Just as when he had kissed her in the water, Hermione felt all of her personal volition leave her. She could only cling to the stay and stare at him dumbly with vague, dark violet eyes. So she looked up into his face, her own colourless, except for a crimson splash in the centre of either cheek, and her coral lips trembling. Her black hair was veiled in the grey, clinging mist. She suffered from no lack of strength, but her mind and body were filled with the pleasant lethargy which might come of a rare old wine, and which would quickly pass. Hermione felt no hurry for it to pass.

So she clung to the stay and stared at the poet, and muffled in the fog came the notes of the bell, querulous and complaining, with a hint of impatience in its quickened beat. Applebo looked at her questioningly ... and Hermione's eyes shouted the exultant answer to this query. A golden flame leaped from the amber depths so close to her face, and, for some strange reason, Hermione felt the hot tears obscure her vision and the fog became a swirling chaos of grey. Her body swayed as she stood. She tried to say "Good-bye," but the quivering lips brought no sound.

And then she felt a strong, encircling arm about her, while her yielding body was drawn close and her pale, tear-stained, upturned face fell forward against the man's broad chest. Her hand loosed its hold on the stay, of which she no longer had any need, and with its mate stole up to rest on the strong shoulders. Hermione gave a little gasp; her arms went about his neck. There was a torrent of words in her ears, crashing like deep, glorious chords, and she heard her own voice saying: "Yes ... yes ... I love you, I love you...."

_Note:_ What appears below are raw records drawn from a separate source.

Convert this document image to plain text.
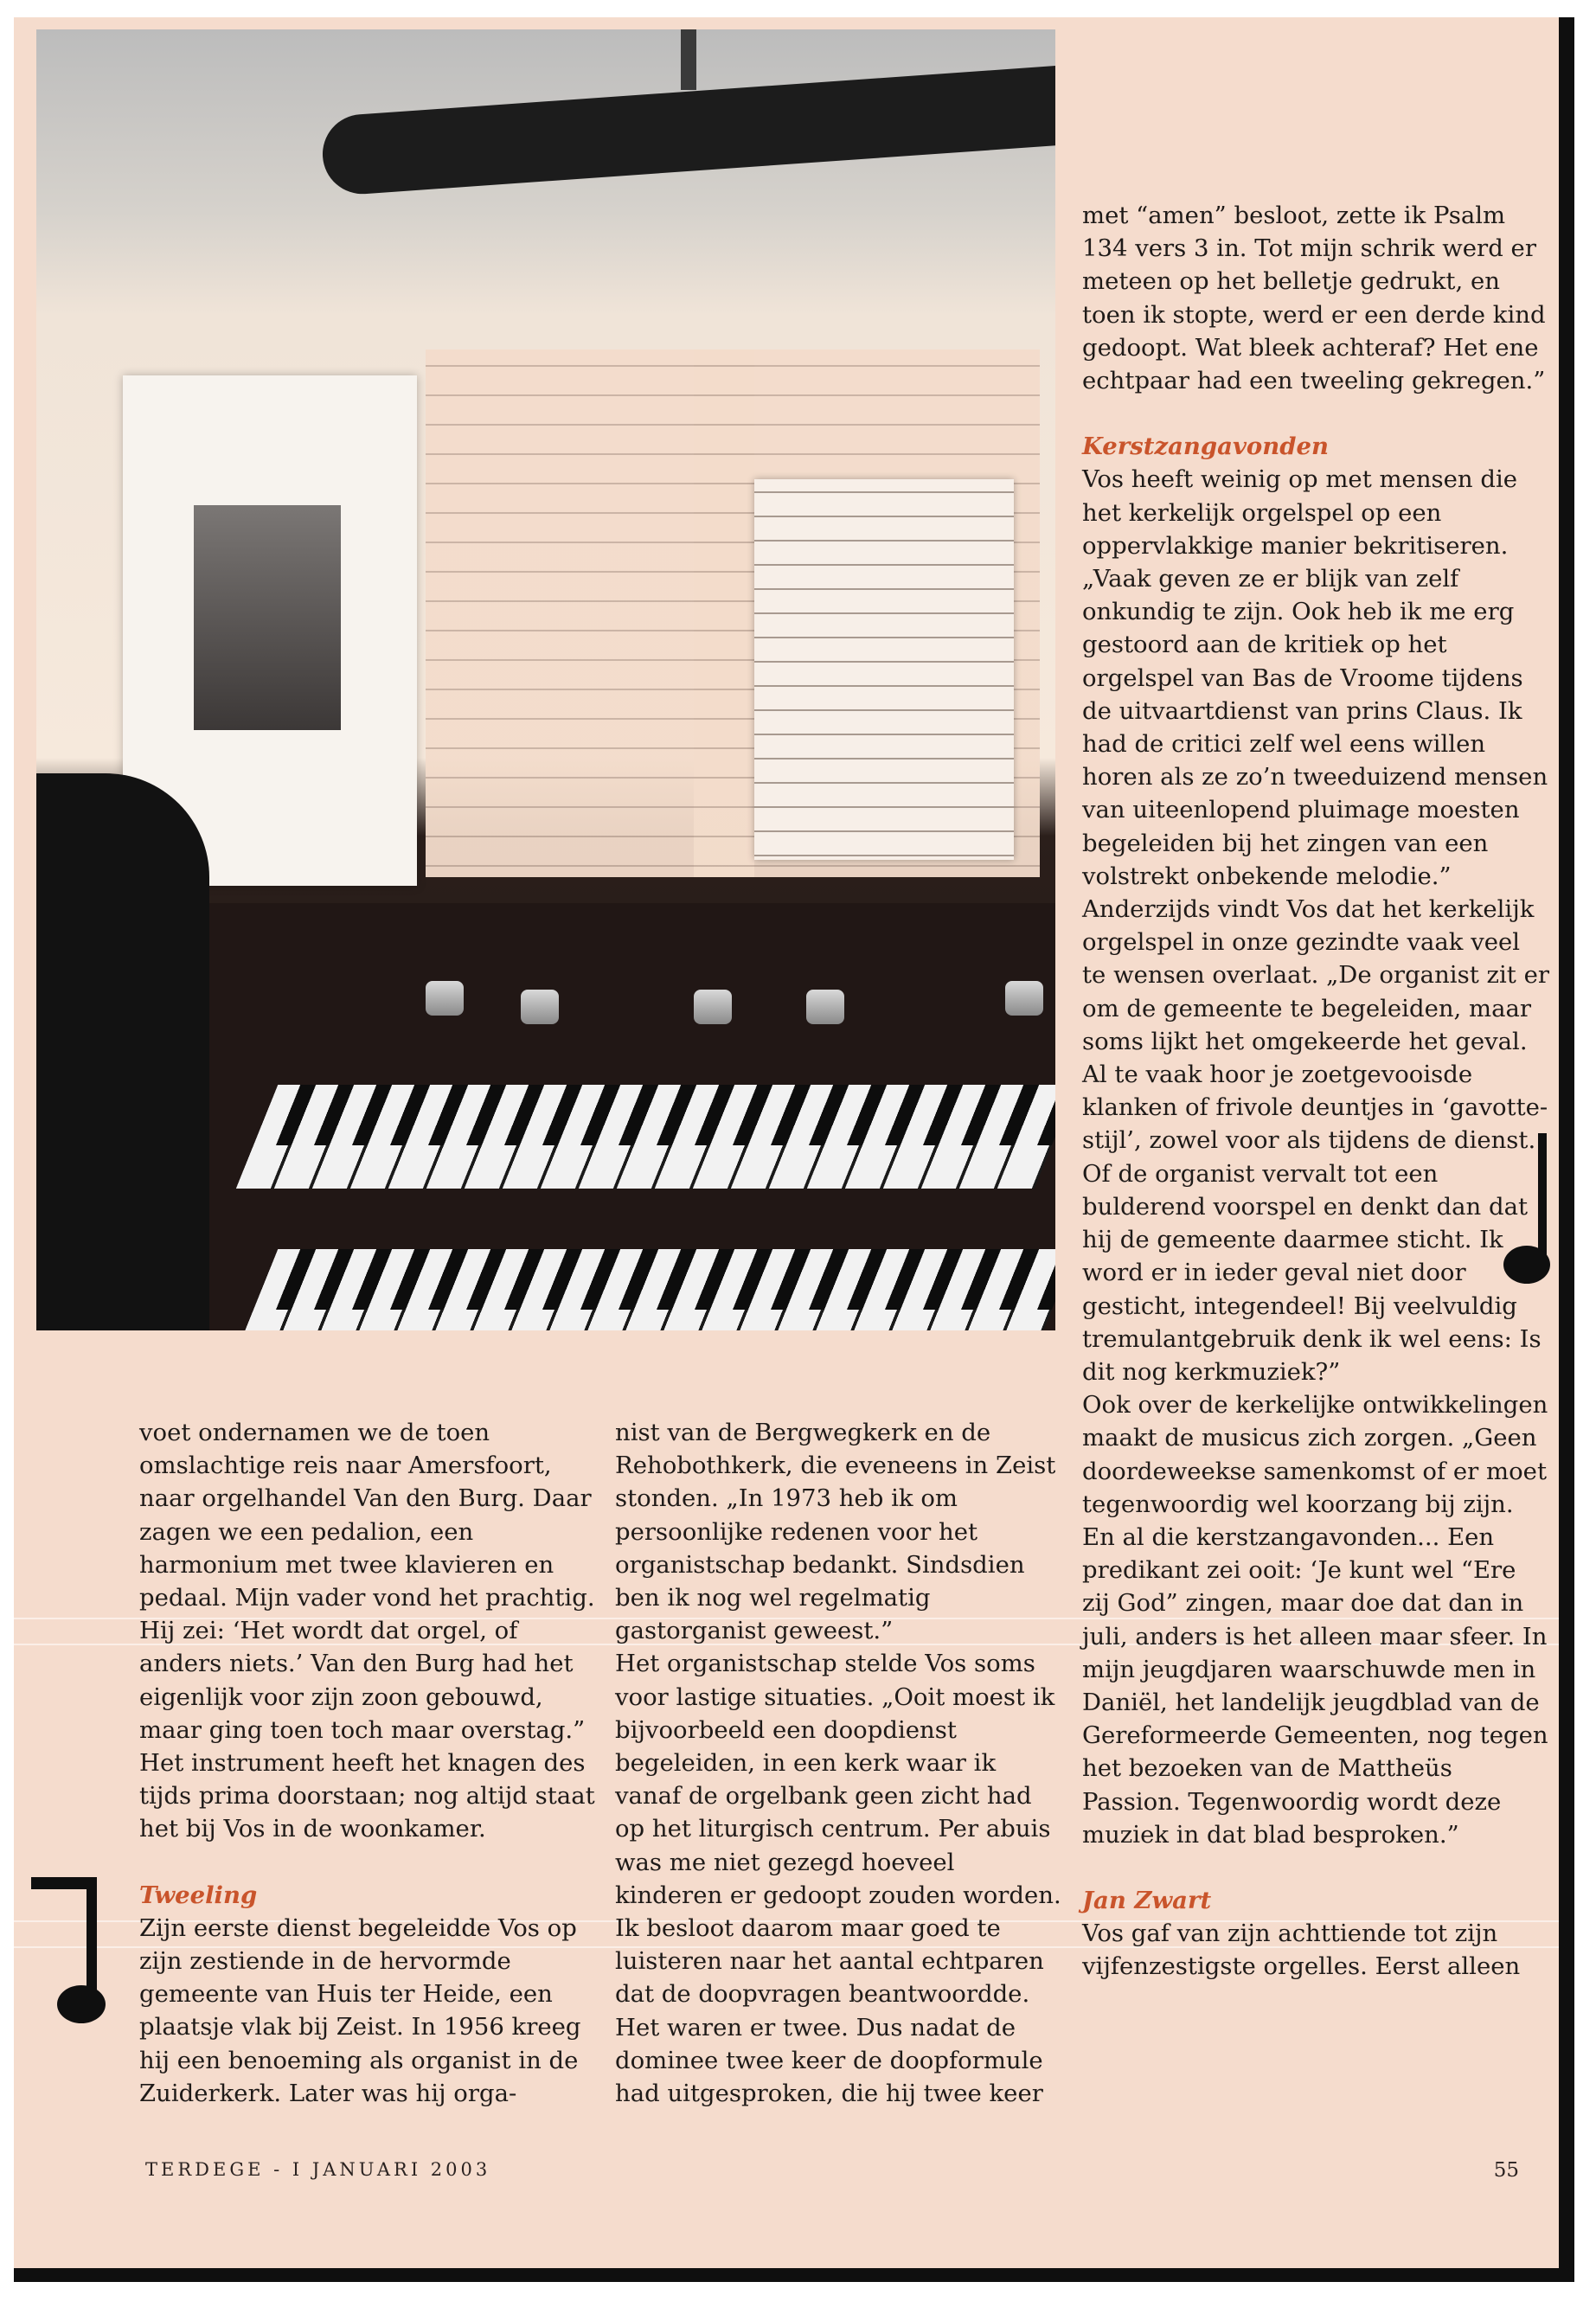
voet ondernamen we de toen omslachtige reis naar Amersfoort, naar orgelhandel Van den Burg. Daar zagen we een pedalion, een harmonium met twee klavieren en pedaal. Mijn vader vond het prachtig. Hij zei: ‘Het wordt dat orgel, of anders niets.’ Van den Burg had het eigenlijk voor zijn zoon gebouwd, maar ging toen toch maar overstag.”

Het instrument heeft het knagen des tijds prima doorstaan; nog altijd staat het bij Vos in de woonkamer.

Tweeling

Zijn eerste dienst begeleidde Vos op zijn zestiende in de hervormde gemeente van Huis ter Heide, een plaatsje vlak bij Zeist. In 1956 kreeg hij een benoeming als organist in de Zuiderkerk. Later was hij orga-

nist van de Bergwegkerk en de Rehobothkerk, die eveneens in Zeist stonden. „In 1973 heb ik om persoonlijke redenen voor het organistschap bedankt. Sindsdien ben ik nog wel regelmatig gastorganist geweest.”

Het organistschap stelde Vos soms voor lastige situaties. „Ooit moest ik bijvoorbeeld een doopdienst begeleiden, in een kerk waar ik vanaf de orgelbank geen zicht had op het liturgisch centrum. Per abuis was me niet gezegd hoeveel kinderen er gedoopt zouden worden. Ik besloot daarom maar goed te luisteren naar het aantal echtparen dat de doopvragen beantwoordde. Het waren er twee. Dus nadat de dominee twee keer de doopformule had uitgesproken, die hij twee keer

met “amen” besloot, zette ik Psalm 134 vers 3 in. Tot mijn schrik werd er meteen op het belletje gedrukt, en toen ik stopte, werd er een derde kind gedoopt. Wat bleek achteraf? Het ene echtpaar had een tweeling gekregen.”

Kerstzangavonden

Vos heeft weinig op met mensen die het kerkelijk orgelspel op een oppervlakkige manier bekritiseren. „Vaak geven ze er blijk van zelf onkundig te zijn. Ook heb ik me erg gestoord aan de kritiek op het orgelspel van Bas de Vroome tijdens de uitvaartdienst van prins Claus. Ik had de critici zelf wel eens willen horen als ze zo’n tweeduizend mensen van uiteenlopend pluimage moesten begeleiden bij het zingen van een volstrekt onbekende melodie.”

Anderzijds vindt Vos dat het kerkelijk orgelspel in onze gezindte vaak veel te wensen overlaat. „De organist zit er om de gemeente te begeleiden, maar soms lijkt het omgekeerde het geval. Al te vaak hoor je zoetgevooisde klanken of frivole deuntjes in ‘gavotte-stijl’, zowel voor als tijdens de dienst. Of de organist vervalt tot een bulderend voorspel en denkt dan dat hij de gemeente daarmee sticht. Ik word er in ieder geval niet door gesticht, integendeel! Bij veelvuldig tremulantgebruik denk ik wel eens: Is dit nog kerkmuziek?”

Ook over de kerkelijke ontwikkelingen maakt de musicus zich zorgen. „Geen doordeweekse samenkomst of er moet tegenwoordig wel koorzang bij zijn. En al die kerstzangavonden... Een predikant zei ooit: ‘Je kunt wel “Ere zij God” zingen, maar doe dat dan in juli, anders is het alleen maar sfeer. In mijn jeugdjaren waarschuwde men in Daniël, het landelijk jeugdblad van de Gereformeerde Gemeenten, nog tegen het bezoeken van de Mattheüs Passion. Tegenwoordig wordt deze muziek in dat blad besproken.”

Jan Zwart

Vos gaf van zijn achttiende tot zijn vijfenzestigste orgelles. Eerst alleen

TERDEGE - I JANUARI 2003	55
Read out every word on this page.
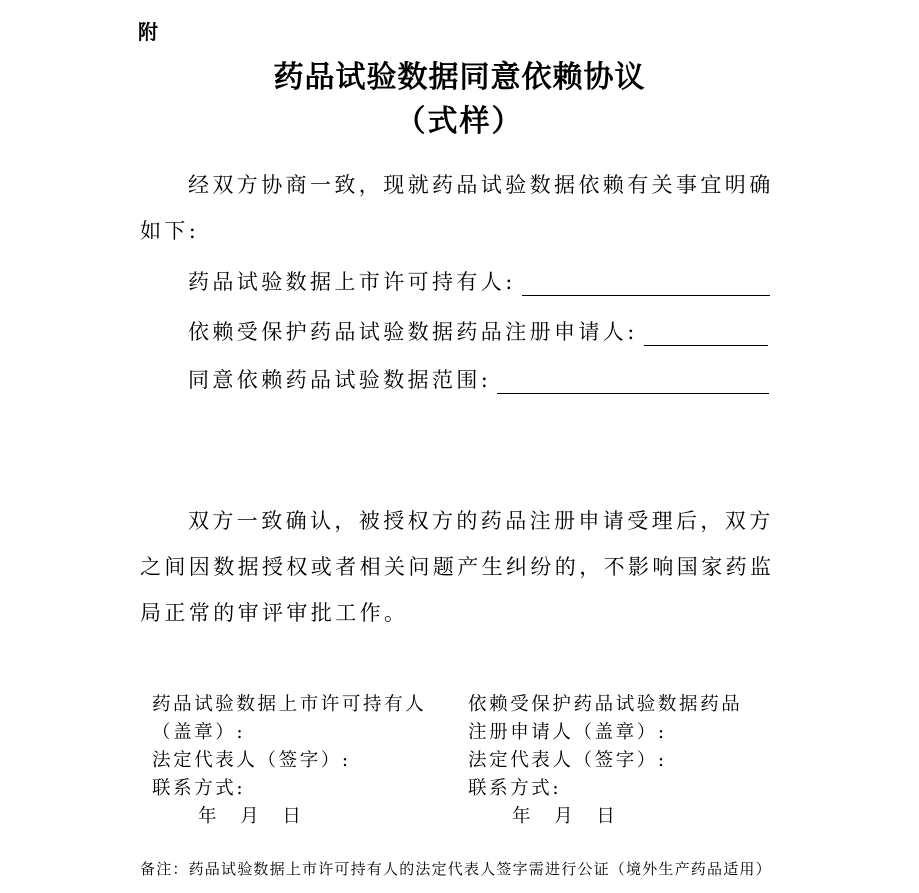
附
药品试验数据同意依赖协议
（式样）
经双方协商一致，现就药品试验数据依赖有关事宜明确如下:
药品试验数据上市许可持有人:
依赖受保护药品试验数据药品注册申请人:
同意依赖药品试验数据范围:
双方一致确认，被授权方的药品注册申请受理后，双方之间因数据授权或者相关问题产生纠纷的，不影响国家药监局正常的审评审批工作。
药品试验数据上市许可持有人
（盖章）:
法定代表人（签字）:
联系方式:
年　月　日
依赖受保护药品试验数据药品
注册申请人（盖章）:
法定代表人（签字）:
联系方式:
年　月　日
备注：药品试验数据上市许可持有人的法定代表人签字需进行公证（境外生产药品适用）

[Illustration: And then she felt a strong, encircling arm about her]

All was swift and wonderfully rapturous. Kisses smothered the words pouring from her lips, and these lips quickly found a far more potent manner of expression. Scarcely any time this lasted, if one is to figure time in moments such as these by stupid seconds, which might be each an eternity.

Hermione's scattered senses were rallied by the _chunk-a-chunk_ of oars close at hand. She felt Applebo turn to glance over his shoulder, and looked up to see him peering into the fog. Hermione drew herself away and stood for a moment, dazed and panting, for she had need of breath, poor girl.

"Here comes the Finn," said Applebo. "Now you must go, darling...."

Scarcely knowing how she got there, Hermione found herself back in the skiff staring blindly at the compass which Applebo placed on the thwart again. "Good-bye..." she murmured, and thrust at the yawl's side with her oar. She held up her hand, and Applebo leaned far down to kiss it. Hermione dipped her oars, and was wafted into the swimming mist.

Applebo stood looking after her, his face like ivory, but his eyes like yellow diamonds. The fog swam and eddied in a faint puff of air, striking down over the high bank on the shoreward side of the harbour.

The sound of Hermione's oars grew fainter and fainter, until his ear could no longer follow it. Then, as he listened, the _Shark's_ bell stopped ringing.